Este corazón carnívoro que somos

Algunos ven la vida como si recorrieran el mundo en una bicicleta fija. Su hora es la de los relojes de pared y sus cuadros siempre están en el museo equivocado. ¿Qué tendrá de cierta esa teoría que asegura que los patos vuelan cuando quieren estar quietos? Nada de lo que se pueda aprender de estas u otras aves se acerca a las enseñanzas que se desprenden de la cinética del caracol. En su misterio a la vista está la clave: el humano es un acto fallido de la creación.

Bendita química

En el correo de lectores de The Guardian una mujer escribe que ya no sabe qué hacer con ese vecino loco que a toda hora lee la Biblia a los gritos y con la ventana abierta.
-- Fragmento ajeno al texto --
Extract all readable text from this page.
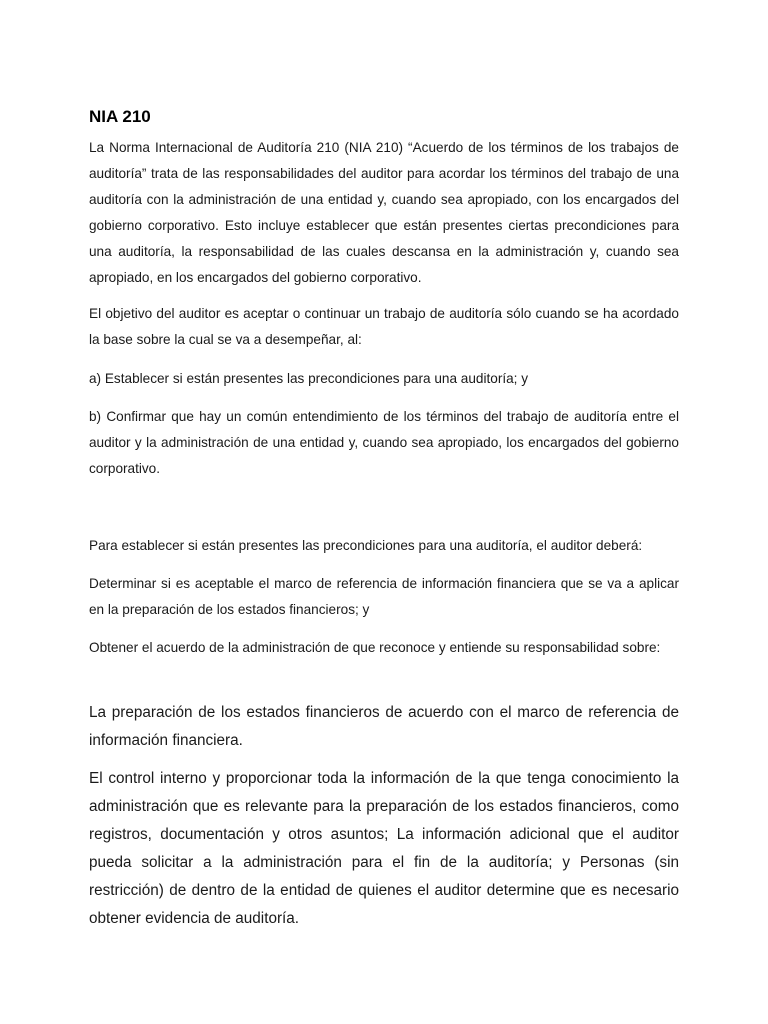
NIA 210

La Norma Internacional de Auditoría 210 (NIA 210) “Acuerdo de los términos de los trabajos de auditoría” trata de las responsabilidades del auditor para acordar los términos del trabajo de una auditoría con la administración de una entidad y, cuando sea apropiado, con los encargados del gobierno corporativo. Esto incluye establecer que están presentes ciertas precondiciones para una auditoría, la responsabilidad de las cuales descansa en la administración y, cuando sea apropiado, en los encargados del gobierno corporativo.

El objetivo del auditor es aceptar o continuar un trabajo de auditoría sólo cuando se ha acordado la base sobre la cual se va a desempeñar, al:

a) Establecer si están presentes las precondiciones para una auditoría; y

b) Confirmar que hay un común entendimiento de los términos del trabajo de auditoría entre el auditor y la administración de una entidad y, cuando sea apropiado, los encargados del gobierno corporativo.

Para establecer si están presentes las precondiciones para una auditoría, el auditor deberá:

Determinar si es aceptable el marco de referencia de información financiera que se va a aplicar en la preparación de los estados financieros; y

Obtener el acuerdo de la administración de que reconoce y entiende su responsabilidad sobre:

La preparación de los estados financieros de acuerdo con el marco de referencia de información financiera.

El control interno y proporcionar toda la información de la que tenga conocimiento la administración que es relevante para la preparación de los estados financieros, como registros, documentación y otros asuntos; La información adicional que el auditor pueda solicitar a la administración para el fin de la auditoría; y Personas (sin restricción) de dentro de la entidad de quienes el auditor determine que es necesario obtener evidencia de auditoría.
Ella, devota con asistencia perfecta a misas de domingo, ha tomado una determinación de la que, cree, se va a arrepentir pero el Señor sabrá entenderla y por qué no, perdonarla. Irá al departamento del vecino desquiciado, le tocará el timbre, le pedirá que le convide una tacita de azúcar y, cuando se distraiga, le vaciará agua bendita en su vaso de whisky. Al otro día, de regreso de confesarse con el padre Peter, su vecino nuevamente está leyendo a viva voz pero ya no se trata de los textos bíblicos sino de los más encendidos relatos del Marqués de Sade. Extraña reacción química, piensa la desconcertada feligresa mientras apura el paso para llegar a su casa y tomarse su tranquilizante fernet con mirra. Sobre la mesa, el diario le trae la noticia de que otro cura pedófilo está tras las rejas. Gracias a Dios, siempre habrá una buena excusa para beber.